Technology is evolving at a rapid pace opening new markets and creating new opportunities for consumers. Consequently, online markets associated with mobile and handheld devices are expanding. These markets allow consumers to purchase digital content (or applications, ‘apps’) such as music, movies, magazines, software programs and games. There are various options for downloading and using this content through the most popular ‘ecosystems’ and may also feature ongoing subscription-based and ad-hoc ‘in-app’ purchases beyond the initial free or paid download.

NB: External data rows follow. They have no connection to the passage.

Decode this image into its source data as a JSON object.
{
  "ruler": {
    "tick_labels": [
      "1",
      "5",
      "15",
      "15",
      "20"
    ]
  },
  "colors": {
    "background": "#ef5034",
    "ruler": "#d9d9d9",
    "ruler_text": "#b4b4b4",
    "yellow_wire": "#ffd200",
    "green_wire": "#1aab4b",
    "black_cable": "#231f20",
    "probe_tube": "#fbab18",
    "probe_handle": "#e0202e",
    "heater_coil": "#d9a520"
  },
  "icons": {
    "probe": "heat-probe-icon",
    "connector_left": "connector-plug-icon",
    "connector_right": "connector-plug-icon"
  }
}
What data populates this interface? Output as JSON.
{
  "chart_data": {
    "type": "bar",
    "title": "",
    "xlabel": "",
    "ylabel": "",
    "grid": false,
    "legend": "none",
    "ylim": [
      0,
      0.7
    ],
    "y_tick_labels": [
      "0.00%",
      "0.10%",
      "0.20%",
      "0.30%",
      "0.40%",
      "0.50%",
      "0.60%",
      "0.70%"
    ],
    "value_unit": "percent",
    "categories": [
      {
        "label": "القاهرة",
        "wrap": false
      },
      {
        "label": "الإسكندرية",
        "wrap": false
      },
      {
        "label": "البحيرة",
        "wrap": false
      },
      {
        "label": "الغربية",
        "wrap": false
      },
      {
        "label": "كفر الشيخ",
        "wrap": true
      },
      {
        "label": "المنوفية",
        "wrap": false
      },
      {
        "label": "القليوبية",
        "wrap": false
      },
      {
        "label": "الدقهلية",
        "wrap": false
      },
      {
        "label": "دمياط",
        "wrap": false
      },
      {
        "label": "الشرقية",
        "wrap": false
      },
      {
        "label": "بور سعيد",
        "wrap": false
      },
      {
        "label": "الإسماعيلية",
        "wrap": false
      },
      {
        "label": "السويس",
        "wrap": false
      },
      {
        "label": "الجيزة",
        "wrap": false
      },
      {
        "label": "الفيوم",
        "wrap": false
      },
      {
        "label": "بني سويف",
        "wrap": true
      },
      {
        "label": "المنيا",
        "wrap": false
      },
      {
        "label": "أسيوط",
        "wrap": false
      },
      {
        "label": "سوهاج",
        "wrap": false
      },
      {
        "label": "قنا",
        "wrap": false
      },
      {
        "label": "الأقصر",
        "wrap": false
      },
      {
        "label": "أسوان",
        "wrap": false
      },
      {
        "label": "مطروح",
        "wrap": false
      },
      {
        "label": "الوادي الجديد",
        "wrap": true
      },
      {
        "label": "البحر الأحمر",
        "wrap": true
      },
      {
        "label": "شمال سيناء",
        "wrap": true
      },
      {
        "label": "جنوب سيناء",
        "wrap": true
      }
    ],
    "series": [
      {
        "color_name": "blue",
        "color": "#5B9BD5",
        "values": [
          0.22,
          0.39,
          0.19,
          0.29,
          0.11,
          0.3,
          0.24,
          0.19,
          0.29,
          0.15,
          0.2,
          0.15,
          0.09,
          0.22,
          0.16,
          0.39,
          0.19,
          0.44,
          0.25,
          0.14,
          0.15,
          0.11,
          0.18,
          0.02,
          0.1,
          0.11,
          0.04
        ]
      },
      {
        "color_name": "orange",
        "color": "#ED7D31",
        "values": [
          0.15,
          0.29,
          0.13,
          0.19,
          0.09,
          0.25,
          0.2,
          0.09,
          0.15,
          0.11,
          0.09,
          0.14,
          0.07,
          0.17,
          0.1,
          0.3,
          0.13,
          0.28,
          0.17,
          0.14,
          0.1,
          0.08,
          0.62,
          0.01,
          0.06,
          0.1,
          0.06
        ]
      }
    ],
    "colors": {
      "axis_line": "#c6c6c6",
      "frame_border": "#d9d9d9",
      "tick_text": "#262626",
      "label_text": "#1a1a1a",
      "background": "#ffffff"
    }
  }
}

The Commonwealth Consumer Affairs Advisory Council (CCAAC) will conduct an inquiry into the experiences of Australian consumers with downloading apps, including free and paid apps, and making in-app purchases, on mobile phone and handheld devices.
Terms of reference
Under its terms of reference, CCAAC will examine the following matters as part of its inquiry:
- the characteristics, features and trends of app markets in Australia;
- consumer experiences when downloading and using such content, including when used by children;
- adequacy of the information being disclosed to consumers about the costs associated when downloading and using this content before and after it is downloaded;
- adequacy of existing measures to address any consumer concern, including the legal protections available to consumers, the adequacy of default settings to ensure consumers are making an active decision before incurring additional charges, the availability and ease of use of ‘opt out’ features, the adequacy of existing parental controls for app stores and how these controls are promoted to consumers, and any other industry initiatives; and
- actions that can be taken by consumers, industry and governments to help improve consumer experiences when making in-app purchases, including international approaches.